THE SPARK: Shares of several insurers also slipped last month after the Centers for Medicare and Medicaid Services said it expects costs per person for Medicare Advantage plans to fall more than 2 percent in 2014. The government uses this figure as a benchmark to determine payments for the plans, which are administered by insurers.
Analysts and some insurers had expected that benchmark rate to be flat or nearly so. They said the decrease may translate into a rate drop of 7 percent or more in 2014, considering that the plans also will face other pressures. That includes a premium tax that will help fund the health care overhaul, which will expand next year to help millions of people get insurance coverage.
Many expect government to soften any potential rate cuts before final figures are announced on April 1.
THE BIG PICTURE: Medicare Advantage plans are privately run versions of the federally funded Medicare program for the elderly and disabled people, and the coverage represents a fast-growing market segment for insurers. These plans come with extra benefits like dental or vision coverage or premiums lower than standard Medicare rates.

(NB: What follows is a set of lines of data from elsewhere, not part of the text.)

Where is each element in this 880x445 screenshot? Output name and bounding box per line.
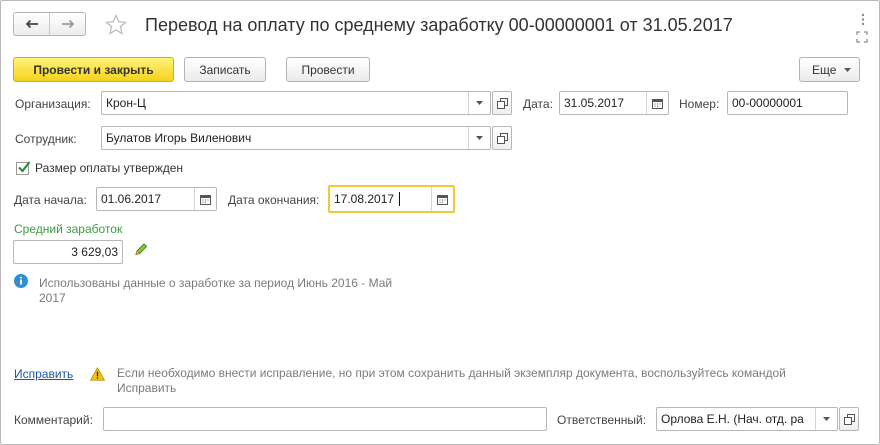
pencil-icon bbox=[135, 243, 148, 256]
open-icon bbox=[496, 132, 508, 144]
responsible-label: Ответственный: bbox=[557, 413, 647, 427]
favorite-button[interactable] bbox=[104, 13, 128, 37]
chevron-down-icon bbox=[476, 101, 483, 105]
approved-checkbox[interactable] bbox=[16, 160, 31, 175]
organization-dropdown-button[interactable] bbox=[468, 92, 490, 114]
end-date-calendar-button[interactable] bbox=[431, 187, 453, 211]
chevron-down-icon bbox=[823, 417, 830, 421]
date-field[interactable]: 31.05.2017 bbox=[559, 91, 669, 115]
info-text-line2: 2017 bbox=[39, 291, 66, 305]
end-date-value: 17.08.2017 bbox=[334, 192, 395, 206]
responsible-open-button[interactable] bbox=[839, 407, 859, 431]
text-caret bbox=[399, 192, 400, 206]
checkmark-icon bbox=[18, 160, 31, 173]
warning-icon bbox=[89, 366, 106, 381]
post-and-close-button[interactable]: Провести и закрыть bbox=[13, 57, 174, 82]
warning-icon-wrap bbox=[89, 366, 106, 381]
arrow-right-icon bbox=[61, 19, 74, 29]
more-label: Еще bbox=[812, 62, 837, 77]
comment-value bbox=[104, 408, 546, 430]
responsible-value: Орлова Е.Н. (Нач. отд. ра bbox=[661, 412, 804, 426]
post-button[interactable]: Провести bbox=[286, 57, 370, 82]
employee-dropdown-button[interactable] bbox=[468, 127, 490, 149]
employee-open-button[interactable] bbox=[492, 126, 512, 150]
arrow-left-icon bbox=[25, 19, 38, 29]
date-value: 31.05.2017 bbox=[564, 96, 625, 110]
warning-text-line1: Если необходимо внести исправление, но п… bbox=[117, 366, 786, 380]
date-label: Дата: bbox=[523, 97, 553, 111]
maximize-button[interactable] bbox=[855, 30, 869, 44]
start-date-field[interactable]: 01.06.2017 bbox=[96, 187, 217, 211]
number-field[interactable]: 00-00000001 bbox=[727, 91, 848, 115]
avg-earnings-label: Средний заработок bbox=[14, 222, 123, 236]
end-date-label: Дата окончания: bbox=[228, 193, 320, 207]
end-date-field[interactable]: 17.08.2017 bbox=[328, 185, 455, 213]
organization-value: Крон-Ц bbox=[106, 96, 146, 110]
calendar-icon bbox=[200, 194, 211, 205]
chevron-down-icon bbox=[476, 136, 483, 140]
warning-text-line2: Исправить bbox=[117, 381, 177, 395]
info-icon bbox=[14, 274, 28, 288]
info-icon-wrap bbox=[14, 274, 28, 288]
forward-button[interactable] bbox=[49, 13, 85, 35]
organization-field[interactable]: Крон-Ц bbox=[101, 91, 491, 115]
employee-label: Сотрудник: bbox=[15, 132, 77, 146]
start-date-calendar-button[interactable] bbox=[194, 188, 216, 210]
organization-label: Организация: bbox=[15, 97, 91, 111]
organization-open-button[interactable] bbox=[492, 91, 512, 115]
date-calendar-button[interactable] bbox=[646, 92, 668, 114]
employee-value: Булатов Игорь Виленович bbox=[106, 131, 252, 145]
calendar-icon bbox=[437, 194, 448, 205]
menu-button[interactable] bbox=[856, 12, 870, 26]
open-icon bbox=[843, 413, 855, 425]
open-icon bbox=[496, 97, 508, 109]
approved-checkbox-row[interactable]: Размер оплаты утвержден bbox=[16, 160, 184, 175]
avg-earnings-field[interactable]: 3 629,03 bbox=[13, 240, 123, 264]
number-label: Номер: bbox=[679, 97, 720, 111]
responsible-dropdown-button[interactable] bbox=[815, 408, 837, 430]
info-text-line1: Использованы данные о заработке за перио… bbox=[39, 276, 393, 290]
comment-field[interactable] bbox=[103, 407, 547, 431]
navigation-group bbox=[13, 12, 86, 36]
back-button[interactable] bbox=[14, 13, 49, 35]
kebab-icon bbox=[861, 13, 865, 25]
chevron-down-icon bbox=[844, 67, 852, 72]
star-icon bbox=[104, 14, 128, 35]
employee-field[interactable]: Булатов Игорь Виленович bbox=[101, 126, 491, 150]
approved-label: Размер оплаты утвержден bbox=[35, 161, 184, 175]
start-date-label: Дата начала: bbox=[14, 193, 87, 207]
edit-avg-button[interactable] bbox=[133, 242, 149, 258]
responsible-field[interactable]: Орлова Е.Н. (Нач. отд. ра bbox=[656, 407, 838, 431]
more-button[interactable]: Еще bbox=[799, 57, 860, 82]
window-title: Перевод на оплату по среднему заработку … bbox=[145, 15, 733, 35]
save-button[interactable]: Записать bbox=[184, 57, 266, 82]
start-date-value: 01.06.2017 bbox=[101, 192, 162, 206]
maximize-icon bbox=[856, 31, 868, 43]
comment-label: Комментарий: bbox=[14, 413, 93, 427]
avg-earnings-value: 3 629,03 bbox=[71, 245, 118, 259]
calendar-icon bbox=[652, 98, 663, 109]
correct-link[interactable]: Исправить bbox=[14, 367, 73, 381]
number-value: 00-00000001 bbox=[732, 96, 803, 110]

Insurers offer hundreds of Medicare Advantage plans around the country, all with their own sets of variables like different deductibles, premiums and co-insurance. More than 13 million people were enrolled in Medicare Advantage plans last year, or about 27 percent of the Medicare population, according to the Kaiser Family Foundation.
Humana and UnitedHealth Group Inc. are the two largest Medicare Advantage providers.
THE ANALYSIS: Susquehanna analyst Chris Rigg lowered his rating on the shares to "Neutral" from "Positive."
He said in a Friday research note he remains bullish on the stock and Medicare Advantage plans in the long term, but Humana shares could fall or rise significantly depending on the final rates, which he expects to be slightly better than what was proposed in February.
"We are moving to the sidelines and we are reducing our price target to $74 (from $85) given this potential volatility," he said.
Rigg also noted that Humana's Medicare Advantage membership is skewed toward preferred provider organization plans, which can yield thinner profit margins than health maintenance organizations. They could wind up more at risk to cuts from CMS. That means Humana may have to dramatically raise premiums, cut benefits or leave markets that are no longer profitable if the cuts wind up being severe.
SHARE ACTION: Down 2.2 percent, or $1.48, to $66.88 Friday afternoon, while broader trading indexes climbed slightly. Humana shares have fallen about 14 percent since the CMS announcement last month.